Hindquarters

Hindquarters

Jersey City, New Jersey, February 27, 2017:

Jersey City Police answered a strange call from Ronatarian Party founder and leader Ron early Sunday morning that has them howling at the moon. According to police reports, Ron was bitten by his roommate's dog, but thought the sharp pain was something else.

Apparently, Ron's #2 Brad asked the repeatedly failed presidential candidate to dogsit while Brad went to Key West over the weekend. While heavily intoxicated in his home (alone), Ron felt a sharp pain in his buttocks. Having forgotten that Snookums was in his room led to Ron thinking he had been shot by a firearm.

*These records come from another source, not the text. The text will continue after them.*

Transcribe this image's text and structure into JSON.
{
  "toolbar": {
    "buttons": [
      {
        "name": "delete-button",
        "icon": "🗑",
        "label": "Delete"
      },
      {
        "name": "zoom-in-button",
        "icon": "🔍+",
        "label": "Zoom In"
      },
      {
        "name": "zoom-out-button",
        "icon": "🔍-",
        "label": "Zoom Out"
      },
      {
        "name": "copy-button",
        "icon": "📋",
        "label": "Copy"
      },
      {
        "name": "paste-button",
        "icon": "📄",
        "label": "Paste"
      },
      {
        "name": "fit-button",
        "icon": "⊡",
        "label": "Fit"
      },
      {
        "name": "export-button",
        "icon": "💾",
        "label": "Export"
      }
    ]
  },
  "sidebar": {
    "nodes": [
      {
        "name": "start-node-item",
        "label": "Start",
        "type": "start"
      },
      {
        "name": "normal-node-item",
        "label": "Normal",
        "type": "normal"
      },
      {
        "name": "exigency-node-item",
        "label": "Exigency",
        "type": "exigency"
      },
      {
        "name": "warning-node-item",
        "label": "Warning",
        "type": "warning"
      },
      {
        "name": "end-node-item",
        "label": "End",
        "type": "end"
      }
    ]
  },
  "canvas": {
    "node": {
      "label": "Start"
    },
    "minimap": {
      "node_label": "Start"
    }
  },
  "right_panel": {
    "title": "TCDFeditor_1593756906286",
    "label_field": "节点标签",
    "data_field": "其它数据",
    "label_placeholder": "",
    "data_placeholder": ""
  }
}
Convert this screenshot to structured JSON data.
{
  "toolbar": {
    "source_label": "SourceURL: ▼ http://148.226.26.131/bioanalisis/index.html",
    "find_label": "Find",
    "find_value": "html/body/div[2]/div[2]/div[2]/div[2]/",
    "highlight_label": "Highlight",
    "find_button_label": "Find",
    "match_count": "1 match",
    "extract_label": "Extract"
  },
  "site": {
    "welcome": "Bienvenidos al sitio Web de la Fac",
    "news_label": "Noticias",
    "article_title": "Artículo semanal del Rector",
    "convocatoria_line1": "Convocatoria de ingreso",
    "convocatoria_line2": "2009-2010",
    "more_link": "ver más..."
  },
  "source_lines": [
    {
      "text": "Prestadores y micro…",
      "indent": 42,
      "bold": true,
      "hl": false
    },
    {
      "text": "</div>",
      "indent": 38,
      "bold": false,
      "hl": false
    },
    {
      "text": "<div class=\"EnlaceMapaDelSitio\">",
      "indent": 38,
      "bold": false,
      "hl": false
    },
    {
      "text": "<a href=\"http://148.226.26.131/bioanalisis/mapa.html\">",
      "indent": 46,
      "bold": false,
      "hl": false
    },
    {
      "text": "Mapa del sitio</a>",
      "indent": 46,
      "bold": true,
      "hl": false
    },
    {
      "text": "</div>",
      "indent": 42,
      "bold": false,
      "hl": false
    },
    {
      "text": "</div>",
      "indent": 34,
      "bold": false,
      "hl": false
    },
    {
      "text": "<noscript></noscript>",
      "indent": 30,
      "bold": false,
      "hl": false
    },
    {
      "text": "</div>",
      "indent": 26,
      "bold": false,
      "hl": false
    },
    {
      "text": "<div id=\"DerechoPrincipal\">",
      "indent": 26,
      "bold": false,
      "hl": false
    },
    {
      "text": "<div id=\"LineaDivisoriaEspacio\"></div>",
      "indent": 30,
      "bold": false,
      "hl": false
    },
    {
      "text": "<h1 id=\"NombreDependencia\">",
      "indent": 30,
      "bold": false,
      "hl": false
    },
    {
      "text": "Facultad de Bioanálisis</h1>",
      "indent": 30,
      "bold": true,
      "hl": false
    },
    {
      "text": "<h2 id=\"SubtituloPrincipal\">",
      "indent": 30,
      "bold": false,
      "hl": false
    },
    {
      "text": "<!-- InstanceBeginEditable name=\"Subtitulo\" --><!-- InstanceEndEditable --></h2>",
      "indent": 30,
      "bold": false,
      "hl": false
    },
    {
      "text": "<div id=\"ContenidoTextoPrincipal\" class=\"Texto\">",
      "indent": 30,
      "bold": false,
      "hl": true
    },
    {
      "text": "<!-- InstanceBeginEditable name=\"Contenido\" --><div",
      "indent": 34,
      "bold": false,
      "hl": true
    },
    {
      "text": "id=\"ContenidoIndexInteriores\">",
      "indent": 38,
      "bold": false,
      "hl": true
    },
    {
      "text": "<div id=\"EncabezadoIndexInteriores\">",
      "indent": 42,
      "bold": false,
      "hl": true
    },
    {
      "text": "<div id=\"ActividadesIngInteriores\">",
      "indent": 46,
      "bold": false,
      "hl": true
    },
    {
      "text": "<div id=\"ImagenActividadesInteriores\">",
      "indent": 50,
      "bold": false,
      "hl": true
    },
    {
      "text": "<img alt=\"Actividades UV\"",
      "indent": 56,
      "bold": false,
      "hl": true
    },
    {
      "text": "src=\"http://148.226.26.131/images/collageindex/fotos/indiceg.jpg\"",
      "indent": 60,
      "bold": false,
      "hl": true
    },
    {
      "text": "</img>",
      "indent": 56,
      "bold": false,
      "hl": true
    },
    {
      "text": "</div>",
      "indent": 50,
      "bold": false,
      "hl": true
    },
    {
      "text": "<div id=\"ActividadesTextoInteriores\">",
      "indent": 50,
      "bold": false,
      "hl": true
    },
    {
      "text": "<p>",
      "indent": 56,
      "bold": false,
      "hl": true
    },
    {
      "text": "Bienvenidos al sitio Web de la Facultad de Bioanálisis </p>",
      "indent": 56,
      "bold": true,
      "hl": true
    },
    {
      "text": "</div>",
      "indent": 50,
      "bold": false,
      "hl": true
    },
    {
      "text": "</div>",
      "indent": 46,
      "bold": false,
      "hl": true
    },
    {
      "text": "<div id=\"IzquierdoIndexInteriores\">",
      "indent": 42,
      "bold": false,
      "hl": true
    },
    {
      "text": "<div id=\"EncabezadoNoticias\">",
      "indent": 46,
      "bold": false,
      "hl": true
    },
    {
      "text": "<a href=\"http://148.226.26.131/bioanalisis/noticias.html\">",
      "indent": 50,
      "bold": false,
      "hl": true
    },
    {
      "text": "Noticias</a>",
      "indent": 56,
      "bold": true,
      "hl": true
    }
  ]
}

The event shook him so much that he called the Jersey City Police Department. The New Jersey Spew published the JCPD's report/opinion of the incident:

"To quell the rumor concerning a reported shooting today, I want to offer this brief explanation. We responded to a report of a shooting at a local home. Officer Cox arrived on scene first and was flagged down by a mustached male who stated he believed he'd been shot in the left buttock while in his room.

"During the course of the investigation, it was determined that the 'victim' had been drinking copious amounts of Mad Dog 20/20 as a thunderstorm passed through the area. The loud thunder scared the dog ... causing it to nip the 'victim' in the left buttock. He believed he'd been shot and subsequently called the police. He was treated at the scene by EMS and released."

When asked to make a statement, Ron said "that damned mutt got spooked by thunder and took a piece out of my ass!"

This is not the first time the JCPD has been called to Ron's house for an odd occurrence. "Frankly, we're sick of these repeated shenanigans," said a police official who wished to remain anonymous.